Neural anti-inflammatory action mediated by two types of acetylcholine receptors in the small intestine

Gastrointestinal prokinetic agents function as serotonin-4 receptor (5-HT 4 R) agonists to activate myenteric plexus neurons to release acetylcholine (ACh), which then induce anti-inflammatory action. Details of this pathway, however, remain unknown. The aim of this study is to clarify the anti-inflammatory mechanism underlying the 5-HT 4 R agonist, mosapride citrate (MOS)-induced anti-inflammatory action on postoperative ileus (POI). POI models were generated from wild-type C57BL6/J (WT), 5-HT 4 R knock-out (S4R KO), α7 nicotinic AChR KO (α7 R KO), and M2 muscarinic ACh receptor KO (M2R KO) mice. MOS attenuated leukocyte infiltration in WT. MOS-induced anti-inflammatory action was completely abolished in both S4R KO and S4R KO mice upon wild-type bone marrow transplantation.

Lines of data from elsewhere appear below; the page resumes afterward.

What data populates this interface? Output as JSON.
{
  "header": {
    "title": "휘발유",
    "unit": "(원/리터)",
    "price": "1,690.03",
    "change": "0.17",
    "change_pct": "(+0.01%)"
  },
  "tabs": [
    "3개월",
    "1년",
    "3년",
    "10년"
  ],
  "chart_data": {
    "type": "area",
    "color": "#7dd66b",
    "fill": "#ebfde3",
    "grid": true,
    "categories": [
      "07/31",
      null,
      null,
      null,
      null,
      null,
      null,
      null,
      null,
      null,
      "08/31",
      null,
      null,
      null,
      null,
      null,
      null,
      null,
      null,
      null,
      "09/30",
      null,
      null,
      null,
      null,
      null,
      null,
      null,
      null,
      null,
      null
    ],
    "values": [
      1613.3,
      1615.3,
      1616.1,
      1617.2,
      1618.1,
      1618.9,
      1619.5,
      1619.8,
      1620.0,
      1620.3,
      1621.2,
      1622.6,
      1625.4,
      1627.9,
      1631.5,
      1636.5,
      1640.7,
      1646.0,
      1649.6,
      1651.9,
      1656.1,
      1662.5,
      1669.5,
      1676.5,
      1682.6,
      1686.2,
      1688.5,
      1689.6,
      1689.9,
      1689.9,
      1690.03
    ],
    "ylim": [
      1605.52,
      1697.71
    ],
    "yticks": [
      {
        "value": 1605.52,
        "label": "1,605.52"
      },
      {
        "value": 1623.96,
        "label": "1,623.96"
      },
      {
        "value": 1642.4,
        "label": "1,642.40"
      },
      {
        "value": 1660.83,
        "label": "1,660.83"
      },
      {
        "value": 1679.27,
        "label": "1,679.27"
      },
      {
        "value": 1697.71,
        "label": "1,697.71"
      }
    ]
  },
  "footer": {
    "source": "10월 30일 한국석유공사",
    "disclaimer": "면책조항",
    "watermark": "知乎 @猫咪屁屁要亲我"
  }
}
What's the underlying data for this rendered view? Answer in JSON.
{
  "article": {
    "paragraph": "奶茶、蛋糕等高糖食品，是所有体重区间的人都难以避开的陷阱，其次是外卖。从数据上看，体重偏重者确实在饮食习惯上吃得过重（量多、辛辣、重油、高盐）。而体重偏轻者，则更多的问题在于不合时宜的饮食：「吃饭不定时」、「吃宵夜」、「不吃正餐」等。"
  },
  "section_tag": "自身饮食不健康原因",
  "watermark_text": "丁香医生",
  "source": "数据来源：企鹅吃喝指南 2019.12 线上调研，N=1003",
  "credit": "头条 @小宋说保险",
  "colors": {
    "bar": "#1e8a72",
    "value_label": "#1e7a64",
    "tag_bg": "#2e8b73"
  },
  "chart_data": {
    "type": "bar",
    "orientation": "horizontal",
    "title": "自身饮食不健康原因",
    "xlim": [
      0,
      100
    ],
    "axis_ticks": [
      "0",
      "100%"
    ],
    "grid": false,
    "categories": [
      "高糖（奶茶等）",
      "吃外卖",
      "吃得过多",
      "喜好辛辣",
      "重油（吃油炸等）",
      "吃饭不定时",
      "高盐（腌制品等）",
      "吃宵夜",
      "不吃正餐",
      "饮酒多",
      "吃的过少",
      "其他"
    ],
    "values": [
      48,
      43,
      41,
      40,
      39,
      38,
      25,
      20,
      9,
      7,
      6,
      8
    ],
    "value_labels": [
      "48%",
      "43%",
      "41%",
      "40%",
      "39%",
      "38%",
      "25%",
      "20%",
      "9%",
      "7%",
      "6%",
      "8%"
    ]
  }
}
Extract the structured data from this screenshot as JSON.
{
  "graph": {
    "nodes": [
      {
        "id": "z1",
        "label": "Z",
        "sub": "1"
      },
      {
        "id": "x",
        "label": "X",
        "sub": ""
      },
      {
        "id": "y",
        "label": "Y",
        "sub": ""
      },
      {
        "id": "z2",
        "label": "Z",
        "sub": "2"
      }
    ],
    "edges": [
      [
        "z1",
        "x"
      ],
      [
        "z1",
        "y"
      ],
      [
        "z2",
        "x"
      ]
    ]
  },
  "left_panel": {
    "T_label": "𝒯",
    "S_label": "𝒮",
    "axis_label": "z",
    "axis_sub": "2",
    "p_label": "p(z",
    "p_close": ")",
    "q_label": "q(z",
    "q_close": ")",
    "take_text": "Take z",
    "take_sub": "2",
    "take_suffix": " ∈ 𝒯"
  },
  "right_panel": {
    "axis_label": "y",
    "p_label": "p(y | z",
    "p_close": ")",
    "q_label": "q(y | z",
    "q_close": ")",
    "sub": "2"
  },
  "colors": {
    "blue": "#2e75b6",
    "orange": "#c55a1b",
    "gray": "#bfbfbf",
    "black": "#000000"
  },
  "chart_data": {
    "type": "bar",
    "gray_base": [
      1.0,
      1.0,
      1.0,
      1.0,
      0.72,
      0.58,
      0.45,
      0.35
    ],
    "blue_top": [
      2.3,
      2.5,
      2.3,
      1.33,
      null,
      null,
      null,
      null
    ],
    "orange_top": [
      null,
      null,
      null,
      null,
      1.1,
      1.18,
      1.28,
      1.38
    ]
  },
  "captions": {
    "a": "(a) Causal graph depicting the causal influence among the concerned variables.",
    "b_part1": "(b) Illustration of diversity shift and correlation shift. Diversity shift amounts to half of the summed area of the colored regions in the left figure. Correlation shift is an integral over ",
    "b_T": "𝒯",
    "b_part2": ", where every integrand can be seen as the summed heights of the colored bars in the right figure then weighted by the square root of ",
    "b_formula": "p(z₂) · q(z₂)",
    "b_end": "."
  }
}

MOS-induced anti-inflammatory action against macrophage infiltration, but not neutrophil infiltration, was attenuated in α7 R KO mice. Selective α7nAChR agonists (PNU-282987 and AR-R17779) also inhibited only macrophage infiltration in POI. MOS-mediated inhibition of neutrophil infiltration was diminished by atropine, M2AChR antagonist, methoctramine, and in M2R KO mice. Stimulation with 5-HT 4 R inhibits leukocyte infiltration in POI, possibly through myenteric plexus activation. Released ACh inhibited macrophage and neutrophil infiltration likely by activation of α7nAChR on macrophages and M2AChR. Thus, macrophage and neutrophil recruitment into inflamed sites is regulated by different types of AChR in the small intestine.